Eli Lilly announced interim clinical data from the LOXO-305 global Phase 1/2 BRUIN dose escalation trial. LOXO-305 is an investigational, highly selective, non-covalent Bruton's tyrosine kinase inhibitor. These data were presented at the 2019 American Society of Hematology, or ASH, Annual Meeting. At all doses studied, LOXO-305 delivered objective responses in patients who had received diverse prior therapies and had exhibited varied molecular mechanisms of acquired resistance. "We are excited to report that LOXO-305 is active in patients resistant and intolerant to covalent BTK inhibitors, as well as in patients resistant to BCL2 inhibition," said Anthony Mato, M.D., director of the CLL Program at Memorial Sloan Kettering Cancer Center and the presenting author. "We observed compelling response rates in both CLL and MCL. Interestingly, we reported responses regardless of C481 status, a putative mechanism of resistance to the covalent BTK class. We saw objective responses in dose cohort 1 and have not identified a maximum tolerated dose. These data suggest that LOXO-305 has the required selectivity profile and human target coverage to maximize the full potential of this molecular target, combine well with other agents, and perhaps, even move to earlier lines of therapy." Jacob Van Naarden, chief operating officer of Loxo Oncology at Lilly, added: "Put simply, LOXO-305 has exceeded our expectations. LOXO-305's wide therapeutic index allows us to plan and implement an ambitious comprehensive development program, one that includes combination regimens that exploit the drug's selectivity profile. We look forward to working closely with global regulators to position LOXO-305 in the most appropriate patient populations. It will be exciting to combine Lilly's resources and talent with Loxo's focus and agility for the benefit of this program within Loxo Oncology at Lilly."

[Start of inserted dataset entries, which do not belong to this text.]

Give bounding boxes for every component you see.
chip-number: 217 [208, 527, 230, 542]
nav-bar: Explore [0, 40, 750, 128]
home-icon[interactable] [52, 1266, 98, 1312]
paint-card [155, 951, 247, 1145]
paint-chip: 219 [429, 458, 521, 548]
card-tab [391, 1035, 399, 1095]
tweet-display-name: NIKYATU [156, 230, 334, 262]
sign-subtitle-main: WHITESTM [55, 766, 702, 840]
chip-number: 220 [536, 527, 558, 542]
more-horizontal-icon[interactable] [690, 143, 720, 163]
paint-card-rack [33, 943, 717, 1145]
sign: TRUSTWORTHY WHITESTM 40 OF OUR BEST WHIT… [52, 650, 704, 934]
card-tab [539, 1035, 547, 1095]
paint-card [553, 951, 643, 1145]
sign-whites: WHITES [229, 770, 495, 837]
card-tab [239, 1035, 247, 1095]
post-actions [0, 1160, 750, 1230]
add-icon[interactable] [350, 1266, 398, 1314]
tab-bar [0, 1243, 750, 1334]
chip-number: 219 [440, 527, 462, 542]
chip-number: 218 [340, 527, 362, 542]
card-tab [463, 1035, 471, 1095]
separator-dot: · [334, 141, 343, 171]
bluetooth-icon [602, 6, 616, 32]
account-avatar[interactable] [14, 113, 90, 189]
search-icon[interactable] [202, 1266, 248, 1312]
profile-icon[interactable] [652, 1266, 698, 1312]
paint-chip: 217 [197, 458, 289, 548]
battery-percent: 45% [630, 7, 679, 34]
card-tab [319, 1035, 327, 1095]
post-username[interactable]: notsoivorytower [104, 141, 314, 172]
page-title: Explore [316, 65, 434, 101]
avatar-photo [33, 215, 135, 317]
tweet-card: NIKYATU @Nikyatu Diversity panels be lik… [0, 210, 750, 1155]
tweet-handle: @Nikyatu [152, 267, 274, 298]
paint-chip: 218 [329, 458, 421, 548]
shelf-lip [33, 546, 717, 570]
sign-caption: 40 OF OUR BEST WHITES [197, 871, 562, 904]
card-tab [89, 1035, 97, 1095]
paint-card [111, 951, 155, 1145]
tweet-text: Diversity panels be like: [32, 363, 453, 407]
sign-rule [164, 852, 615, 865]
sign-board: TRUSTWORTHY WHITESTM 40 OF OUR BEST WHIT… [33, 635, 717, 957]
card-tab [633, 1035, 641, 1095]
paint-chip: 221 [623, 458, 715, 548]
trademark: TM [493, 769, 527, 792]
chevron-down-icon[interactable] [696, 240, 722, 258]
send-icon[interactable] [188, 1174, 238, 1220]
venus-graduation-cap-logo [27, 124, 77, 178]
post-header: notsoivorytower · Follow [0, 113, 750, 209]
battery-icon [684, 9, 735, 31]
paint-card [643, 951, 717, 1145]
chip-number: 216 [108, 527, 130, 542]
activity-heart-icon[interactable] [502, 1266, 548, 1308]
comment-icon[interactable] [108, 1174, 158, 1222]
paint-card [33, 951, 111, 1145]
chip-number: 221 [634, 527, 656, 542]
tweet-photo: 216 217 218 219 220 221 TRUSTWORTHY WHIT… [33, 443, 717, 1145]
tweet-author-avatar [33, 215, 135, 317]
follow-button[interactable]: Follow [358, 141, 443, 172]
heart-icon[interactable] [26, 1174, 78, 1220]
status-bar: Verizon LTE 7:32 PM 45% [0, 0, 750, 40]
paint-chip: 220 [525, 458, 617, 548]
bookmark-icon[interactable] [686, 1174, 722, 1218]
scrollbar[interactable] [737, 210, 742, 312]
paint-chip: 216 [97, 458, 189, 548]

uniQure announced updated clinical data on the three patients treated in uniQure's ongoing Phase IIb study of etranacogene dezaparvovec, an investigational AAV5-based gene therapy containing a patent-protected FIX-Padua variant for the treatment of patients with severe and moderately severe hemophilia B. In addition, uniQure presented up to 4 years of follow-up data on the 10 patients in the Phase I/II trial of AMT-060, its first-generation gene therapy for the treatment of hemophilia B. These clinical data are being presented this weekend in poster presentations at the 61st Annual Meeting of the American Society of Hematology, or ASH. "These updated data show that a single administration of etranacogene dezaparvovec has been well-tolerated now out 52 weeks and has increased FIX activity into the therapeutic range for people living with hemophilia B," stated Steven Pipe, M.D., professor of pediatrics and pathology and pediatric medical director of the hemophilia and coagulation disorders program at the University of Michigan and a principal investigator in the HOPE-B clinical trial. "These data show a full year of meaningful clinical benefit for all three patients in the study, including durable levels of FIX activity with no bleeds, no requirement for infusions of FIX replacement therapy outside of surgery, and no need for immunosuppression." Robert Gut, chief medical officer of uniQure, added: "We are very pleased with these latest results, and continue to believe that etranacogene dezaparvovec has the potential to be the first- and best-in-class gene therapy for patients with hemophilia B. We remain focused on dosing all patients in our ongoing, fully-enrolled HOPE-B pivotal trial, and expect to announce top-line data on our primary endpoint of Factor IX activity by the end of 2020."